A esta altura de los acontecimientos, vale la sentencia: el Cacique Medina lo hizo. ¿Qué? Salvar a Estudiantes de lo que podía ser un derrumbe lógico y natural, por la salida inesperada del DT que estuvo casi tres años en el cargo y que se convirtió, con cinco títulos, en el segundo más ganador de la historia del club. Y todo eso, con el campeonato ya arrancado y el plantel definido. Por eso, el técnico uruguayo lo hizo, en definitiva. Tomó un barco que podía perder su rumbo y no sólo lo mantuvo a flote en altamar, sino que lo llevó rápidamente a destino, al menos en uno de sus principales objetivos.
Los números ayudan a la causa, pero en definitiva, hoy parece más importante lo abstracto que lo comprobable desde las estadísticas. En diez partidos con Medina al mando, Estudiantes ganó seis, empató uno y perdió tres, aunque más allá de la campaña en sí, lo que logró el DT es más que eso: bancó el impacto anímico (en el grupo y en la gente) de la salida de Domínguez, supo meterse en el plantel rápidamente con sus forma de ser y sus métodos, no provocó un cambio abrupto en el camino futbolístico recorrido (aun sin poner el piloto automático, porque su mano ya se nota) y, lo dicho, cumplió con las misiones más inmediatas: posicionar al equipo en el Grupo A de la Copa y clasificarse a los playoffs.
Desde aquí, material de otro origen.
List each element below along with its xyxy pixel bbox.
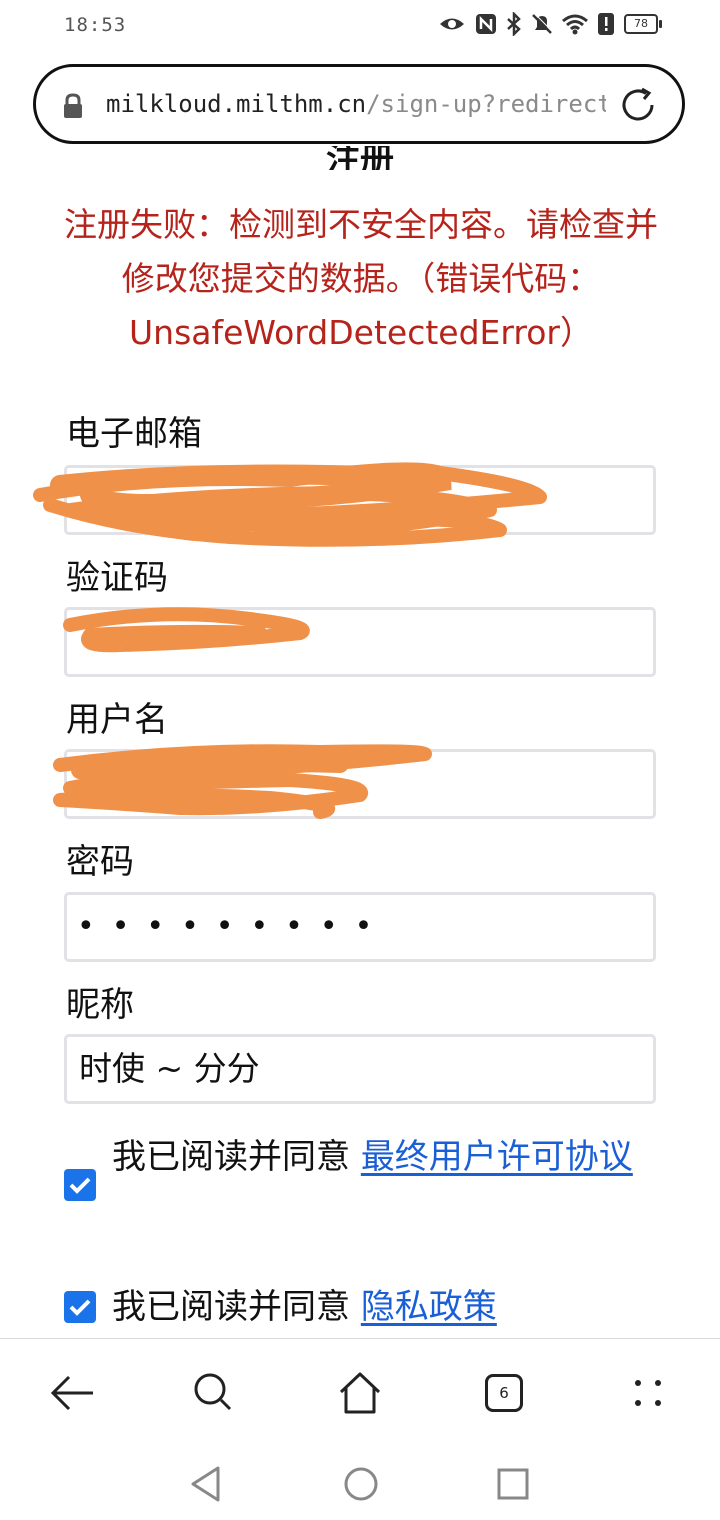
password-field[interactable]: ••••••••• bbox=[64, 892, 656, 962]
home-icon bbox=[339, 1372, 381, 1414]
nickname-label: 昵称 bbox=[66, 985, 134, 1025]
error-message: 注册失败：检测到不安全内容。请检查并修改您提交的数据。（错误代码：UnsafeW… bbox=[64, 205, 658, 352]
code-label: 验证码 bbox=[66, 558, 168, 598]
status-icons: 78 bbox=[438, 12, 662, 36]
password-label: 密码 bbox=[66, 842, 134, 882]
privacy-checkbox[interactable] bbox=[64, 1291, 96, 1323]
checkmark-icon bbox=[69, 1299, 91, 1316]
alert-icon bbox=[597, 12, 615, 36]
menu-dots-icon bbox=[635, 1380, 661, 1406]
wifi-icon bbox=[562, 13, 588, 35]
url-bar[interactable]: milkloud.milthm.cn/sign-up?redirect bbox=[33, 64, 685, 144]
nav-recents-button[interactable] bbox=[496, 1464, 530, 1508]
home-button[interactable] bbox=[334, 1367, 386, 1419]
email-label: 电子邮箱 bbox=[66, 414, 202, 454]
username-field[interactable] bbox=[64, 749, 656, 819]
status-bar: 18:53 78 bbox=[0, 0, 720, 56]
nickname-field[interactable]: 时使 ~ 分分 bbox=[64, 1034, 656, 1104]
page-title: 注册 bbox=[326, 146, 394, 170]
reload-icon[interactable] bbox=[618, 85, 658, 129]
back-button[interactable] bbox=[46, 1367, 98, 1419]
menu-button[interactable] bbox=[622, 1367, 674, 1419]
email-field[interactable] bbox=[64, 465, 656, 535]
lock-icon bbox=[62, 93, 84, 123]
status-time: 18:53 bbox=[64, 14, 127, 36]
battery-icon: 78 bbox=[624, 14, 662, 34]
checkmark-icon bbox=[69, 1177, 91, 1194]
eula-link[interactable]: 最终用户许可协议 bbox=[361, 1137, 633, 1177]
page-heading-clip: 注册 bbox=[0, 146, 720, 170]
nav-home-button[interactable] bbox=[342, 1464, 380, 1508]
verification-code-field[interactable] bbox=[64, 607, 656, 677]
url-path: /sign-up?redirect bbox=[366, 90, 606, 118]
url-host: milkloud.milthm.cn bbox=[106, 90, 367, 118]
bluetooth-icon bbox=[506, 12, 522, 36]
privacy-link[interactable]: 隐私政策 bbox=[361, 1287, 497, 1327]
browser-toolbar: 6 bbox=[0, 1338, 720, 1451]
eye-icon bbox=[438, 13, 466, 35]
eula-checkbox[interactable] bbox=[64, 1169, 96, 1201]
mute-icon bbox=[531, 12, 553, 36]
url-text[interactable]: milkloud.milthm.cn/sign-up?redirect bbox=[106, 90, 606, 118]
nfc-icon bbox=[475, 13, 497, 35]
eula-agreement: 我已阅读并同意 最终用户许可协议 bbox=[112, 1130, 652, 1184]
privacy-agreement: 我已阅读并同意 隐私政策 bbox=[112, 1280, 652, 1334]
square-recents-icon bbox=[497, 1468, 529, 1500]
tabs-button[interactable]: 6 bbox=[478, 1367, 530, 1419]
system-navigation bbox=[0, 1450, 720, 1520]
back-arrow-icon bbox=[50, 1375, 93, 1411]
nav-back-button[interactable] bbox=[188, 1464, 224, 1508]
triangle-back-icon bbox=[191, 1466, 220, 1502]
username-label: 用户名 bbox=[66, 700, 168, 740]
circle-home-icon bbox=[344, 1467, 378, 1501]
agree-text: 我已阅读并同意 bbox=[112, 1287, 361, 1327]
search-icon bbox=[194, 1373, 232, 1411]
tab-count: 6 bbox=[485, 1374, 523, 1412]
search-button[interactable] bbox=[188, 1367, 240, 1419]
agree-text: 我已阅读并同意 bbox=[112, 1137, 361, 1177]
El pasaje anticipado a los octavos del Apertura también hay que contarlo como un plus de su gestión. Porque el Pincha viene de meterse por la ventana en los últimos dos torneos, más allá del desenlace glorioso del Clausura. Y no tener que depender de otros resultados ya es un avance que él mismo construyó desde su debut ante Newell’s y a pesar de las derrotas contra Vélez, Lanús y San Lorenzo que, vale decirlo, fueron todas ajustadas y hasta injustas (en los tres casos su equipo mereció al menos el empate).

Hoy, más allá de que todavía el equipo necesita varios ajustes y de que por momentos luce inestable en su juego, el Pincha goza de buena salud deportiva: sigue sosteniendo una buena solidez respaldada también en el gran nivel de Muslera, gana por peso específico de equipo y suma tres victorias al hilo contando todas las competencias (o cinco en siete partidos), lo cual marca su buen presente. Como fuera, el DT uruguayo, que al principio era mirado de reojo, estuvo a la altura del campeón y del club.
El valor agregado de sus conferencias
Además de lo que generó en el plano futbolístico, y del buen impacto en las entrañas del Country Club de City Bell, las conferencias del Cacique Medina también aportaron un diferencial: un técnico da explicaciones terrenales en los post partidos, siempre cercano de la visión de los hinchas y ajustado al desarrollo de los hechos.

En efecto, sus análisis de partidos van de la mano con lo que se ve y no con esas explicaciones extrañas que suelen dar muchos entrenadores “modernos” sobre el desarrollo del juego y que a veces, en la derrotas, preocupan muchísimo más que el rendimiento o el resultado adverso. Por ahora, en eso, Estudiantes también sumó un técnico sensato en sus palabras, criterioso al declarar y abierto al debate. No es poco, claro que no.